04-04-2018 01:31 PM - edited 04-04-2018 01:36 PM
Hey there Labview masters, a beginner here looking some guidance. I have extracted data (strings) from a csv in the form of an array and now I want to graph them in a bar graph by quantity. I have roughly 6000 countries in the column I want to graph, so if Peru is the most common country in the column, the bar graph will indicate that with the largest bar, the least common country will have the lowest, etc. I've scoured youtube and havent come up with a solution yet.
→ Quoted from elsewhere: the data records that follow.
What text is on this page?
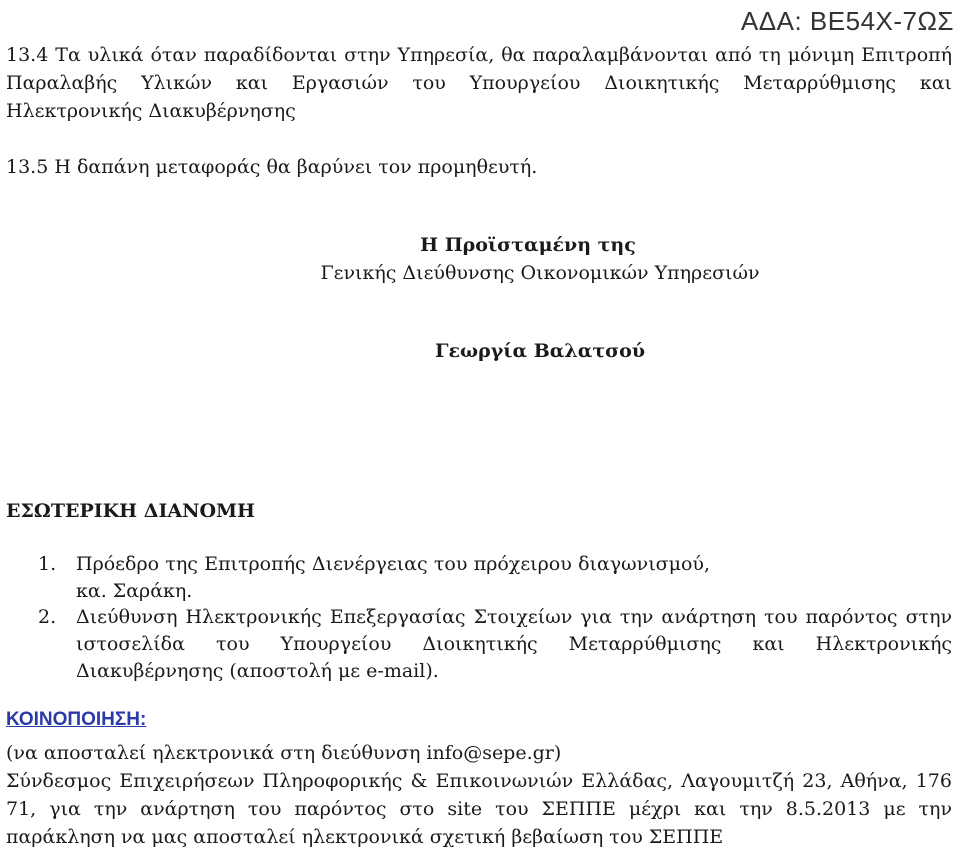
ΑΔΑ: ΒΕ54Χ-7ΩΣ
13.4 Τα υλικά όταν παραδίδονται στην Υπηρεσία, θα παραλαμβάνονται από τη μόνιμη Επιτροπή Παραλαβής Υλικών και Εργασιών του Υπουργείου Διοικητικής Μεταρρύθμισης και Ηλεκτρονικής Διακυβέρνησης
13.5 Η δαπάνη μεταφοράς θα βαρύνει τον προμηθευτή.
Η Προϊσταμένη της
Γενικής Διεύθυνσης Οικονομικών Υπηρεσιών
Γεωργία Βαλατσού
ΕΣΩΤΕΡΙΚΗ ΔΙΑΝΟΜΗ
1.	Πρόεδρο της Επιτροπής Διενέργειας του πρόχειρου διαγωνισμού, κα. Σαράκη.
2.	Διεύθυνση Ηλεκτρονικής Επεξεργασίας Στοιχείων για την ανάρτηση του παρόντος στην ιστοσελίδα του Υπουργείου Διοικητικής Μεταρρύθμισης και Ηλεκτρονικής Διακυβέρνησης (αποστολή με e-mail).
ΚΟΙΝΟΠΟΙΗΣΗ:
(να αποσταλεί ηλεκτρονικά στη διεύθυνση info@sepe.gr)
Σύνδεσμος Επιχειρήσεων Πληροφορικής & Επικοινωνιών Ελλάδας, Λαγουμιτζή 23, Αθήνα, 176 71, για την ανάρτηση του παρόντος στο site του ΣΕΠΠΕ μέχρι και την 8.5.2013 με την παράκληση να μας αποσταλεί ηλεκτρονικά σχετική βεβαίωση του ΣΕΠΠΕ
Bonus Round: As you can see from the fatalities column I want to extract, even though the correct column is chosen, all the data is messed up, grabbing elements from other columns. Why is this?
Thanks!
some pics if you dont want to download
Solved! Go to Solution.
04-04-2018 01:44 PM - edited 04-04-2018 01:47 PM
Your fatalities column is not right because the "trigger" column has more than one value in some rows "nearest_places" column has a comma in the city name. So basically in those cases, all values get shifted to the right.
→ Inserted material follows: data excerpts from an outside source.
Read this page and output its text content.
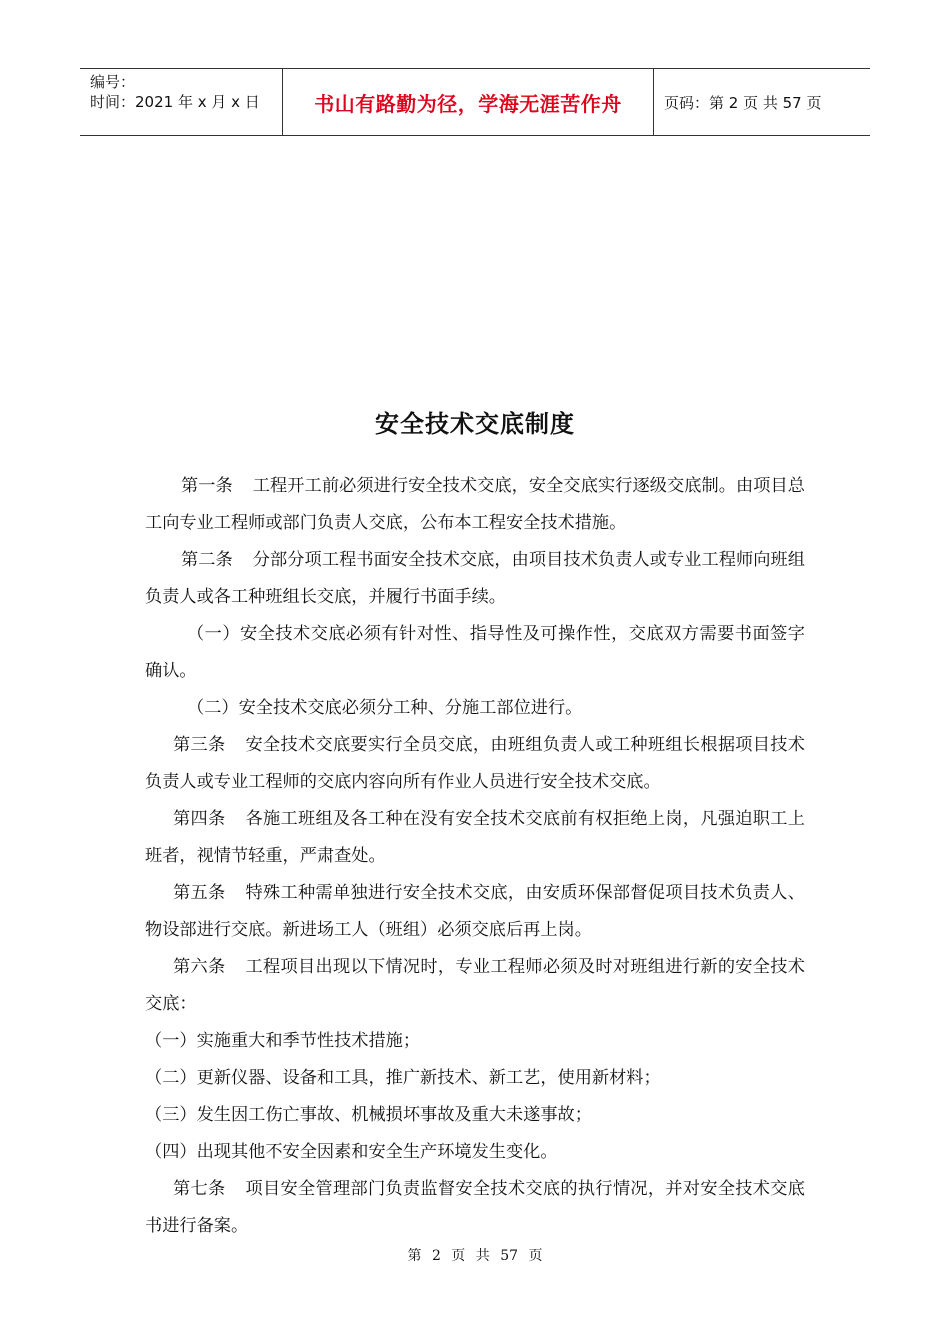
编号：
时间：2021 年 x 月 x 日	书山有路勤为径，学海无涯苦作舟	页码：第 2 页 共 57 页
安全技术交底制度

第一条 工程开工前必须进行安全技术交底，安全交底实行逐级交底制。由项目总工向专业工程师或部门负责人交底，公布本工程安全技术措施。

第二条 分部分项工程书面安全技术交底，由项目技术负责人或专业工程师向班组负责人或各工种班组长交底，并履行书面手续。

（一）安全技术交底必须有针对性、指导性及可操作性，交底双方需要书面签字确认。

（二）安全技术交底必须分工种、分施工部位进行。

第三条 安全技术交底要实行全员交底，由班组负责人或工种班组长根据项目技术负责人或专业工程师的交底内容向所有作业人员进行安全技术交底。

第四条 各施工班组及各工种在没有安全技术交底前有权拒绝上岗，凡强迫职工上班者，视情节轻重，严肃查处。

第五条 特殊工种需单独进行安全技术交底，由安质环保部督促项目技术负责人、物设部进行交底。新进场工人（班组）必须交底后再上岗。

第六条 工程项目出现以下情况时，专业工程师必须及时对班组进行新的安全技术交底：

（一）实施重大和季节性技术措施；

（二）更新仪器、设备和工具，推广新技术、新工艺，使用新材料；

（三）发生因工伤亡事故、机械损坏事故及重大未遂事故；

（四）出现其他不安全因素和安全生产环境发生变化。

第七条 项目安全管理部门负责监督安全技术交底的执行情况，并对安全技术交底书进行备案。

第 2 页 共 57 页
04-04-2018 01:48 PM - edited 04-04-2018 01:49 PM
Hmm I understand what you are saying, but looking through the data for "trigger" I don't see any elements that have more than one value, no commas. Am I blind?
EDIT: Just saw your edit. Thank you!
04-04-2018 01:59 PM
Right csv format view like this:
1.23, 4.56, "some,string"
1.23, some string, 4.56
P.S. Excel make and import incorrect csv file.
04-04-2018 02:51 PM
Think you can expand on that a little? Do I have to change the format of the document?
04-04-2018 02:58 PM
I assume you are getting this data from a USGS website. If you are able to download a tab delimited file rather than a comma delimited one, the commas in the city name won't affect the import. If CSV is the only available format, you may need to create your own import function that ignores commas inside of double quotes. Maybe there is a way to do this with the Read Delimited Spreadsheet function but I am not aware of it.
04-04-2018 03:06 PM
The column "near places" wasnt even needed for what I am doing, so I was able to just delete it and continue on. Now that I have my data, I'm still having trouble graphing it by quantity. Any functions you can point me to to help me out?
04-04-2018 03:56 PM - edited 04-04-2018 04:08 PM
Trevor,
In your sample csv file, if the near_places column contains more than one location it is separated by quotes.
To parse the data correctly, first you need to check if the line contains a double quote.
04-05-2018 12:51 PM
@trevor322 wrote:
I have extracted data (strings) from a csv in the form of an array and now I want to graph them in a bar graph by quantity. I have roughly 6000 countries in the column I want to graph, so if Peru is the most common country in the column, the bar graph will indicate that with the largest bar, the least common country will have the lowest, etc.
Firstly, your data file seems corrupted, because there is a poorly formatted line (~644) without country (search for "milepost"). You might want to correct that or edit it out. There might be others.
The above solution seems overly complicated, so here's a simpler version. It basically replaces all commas with tabs unless they occur between quotes, then converts each line to a string array based on tab delimiters.
In the attached VI, I also show how you can use variant attributes to sum the total fatalities per country and display it in a sorted table. Modify as needed. (note that the corrupt line has a blank country and empty strings are not allowed as attribute name). A table seems better than a bar graph.
04-05-2018 01:24 PM
You're a champion. Very clean work, I'm learning a lot about Labview just by having the examples laid out for me. Thank you!